Nov. 2010 I got to watch, how Frank Sauer, a dear friend of mine, accomplished much of the same in a 5 part documentary tv series capturing the state of craftsmanship in the region; only this time without moderation, accomplished by steady, calmly observing, long camera shots.
With a documentary film comes the requirement of being authentic. And with three decades in the making, Gernstl’s documentary films where on the air before Anthony Bourdain and Andrew Zimmern leaped on their their learning curve, even before ‘authentic’ was coined a buzzword. With Bourdain, Zimmers or Milan reaching an international audience, it comes at no surprise that Gernstl now is in their footsteps with his current concept, ‘Gernstls Culinary Investigations’. His work has been compared to the work of Studs Terkel.

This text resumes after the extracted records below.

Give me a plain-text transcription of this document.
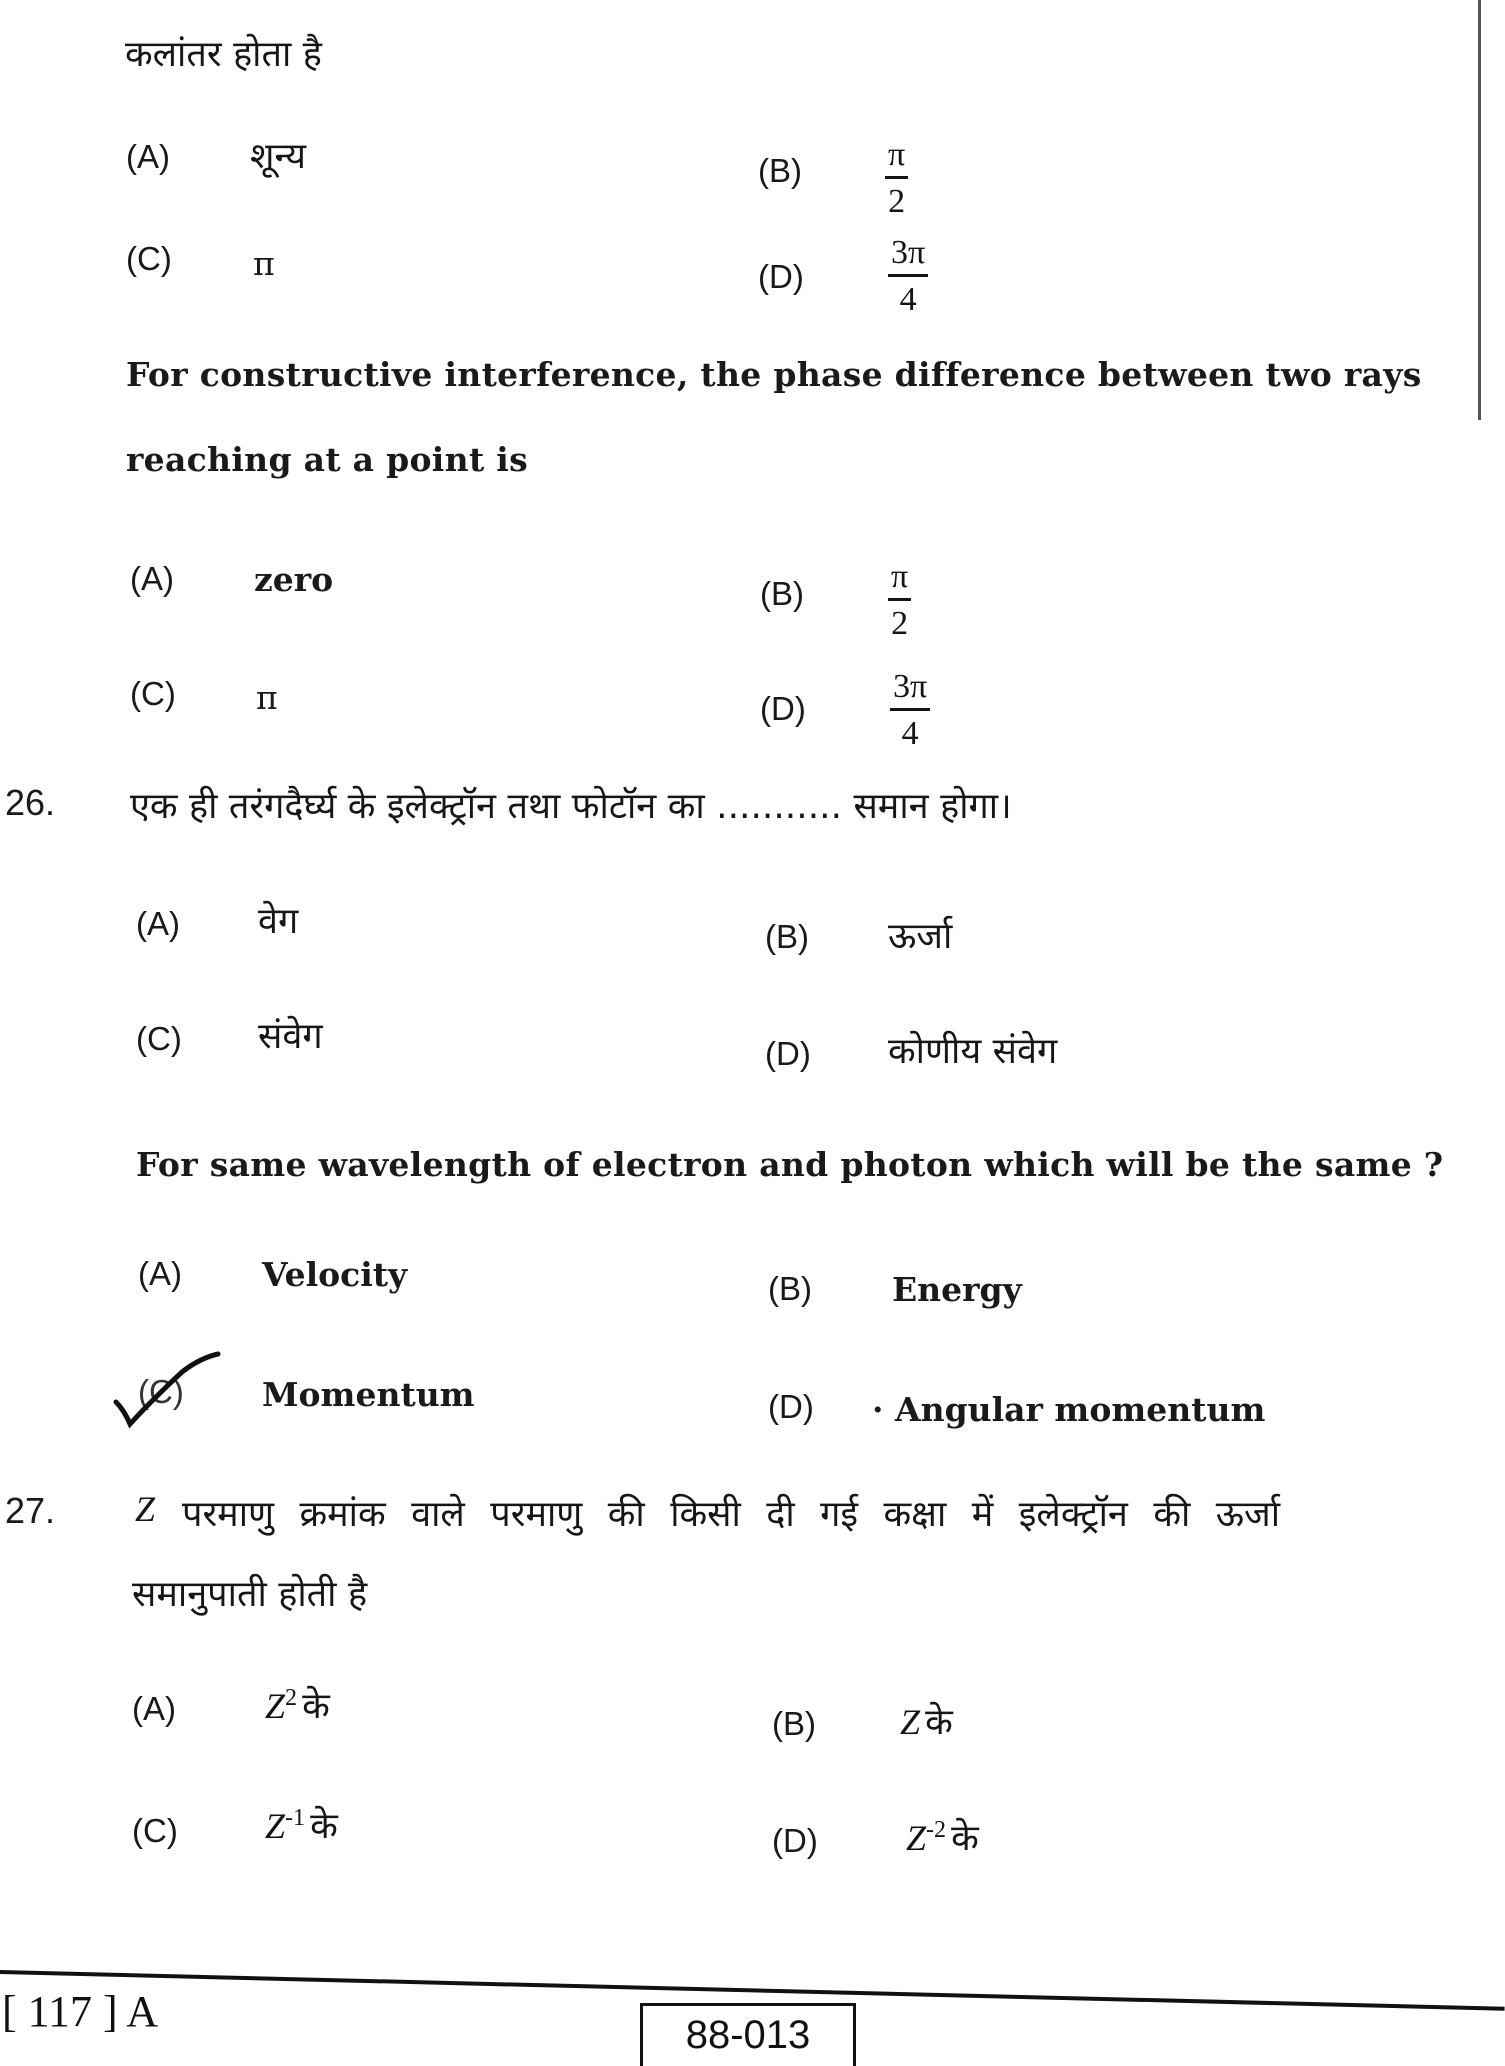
कलांतर होता है
(A) शून्य	$(B) \frac{\pi}{2}$
(C) π	$(D) \frac{3\pi}{4}$
For constructive interference, the phase difference between two rays
reaching at a point is
(A) zero	$(B) \frac{\pi}{2}$
(C) π	$(D) \frac{3\pi}{4}$
26. एक ही तरंगदैर्घ्य के इलेक्ट्रॉन तथा फोटॉन का ........... समान होगा।
(A) वेग	(B) ऊर्जा
(C) संवेग	(D) कोणीय संवेग
For same wavelength of electron and photon which will be the same ?
(A) Velocity	(B) Energy
(C) Momentum	(D) · Angular momentum
27. Z परमाणु क्रमांक वाले परमाणु की किसी दी गई कक्षा में इलेक्ट्रॉन की ऊर्जा
समानुपाती होती है
(A) $Z^2$ के	(B) Z के
(C) $Z^{-1}$ के	(D) $Z^{-2}$ के
[ 117 ] A	88-013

In episode one, we get to know amazing things from German born Mallorca rancher Marie-Luise Eike. That there is much more mental in agriculture at which point you are shown a close up of a properly rolled heap of cow poo, which is solid, no cow pat, the fluid puddle of diarrhoea you’ve grown accustomed to and even tailored your language to. You’ll need a solid understanding though or you are experienced with compost cycles.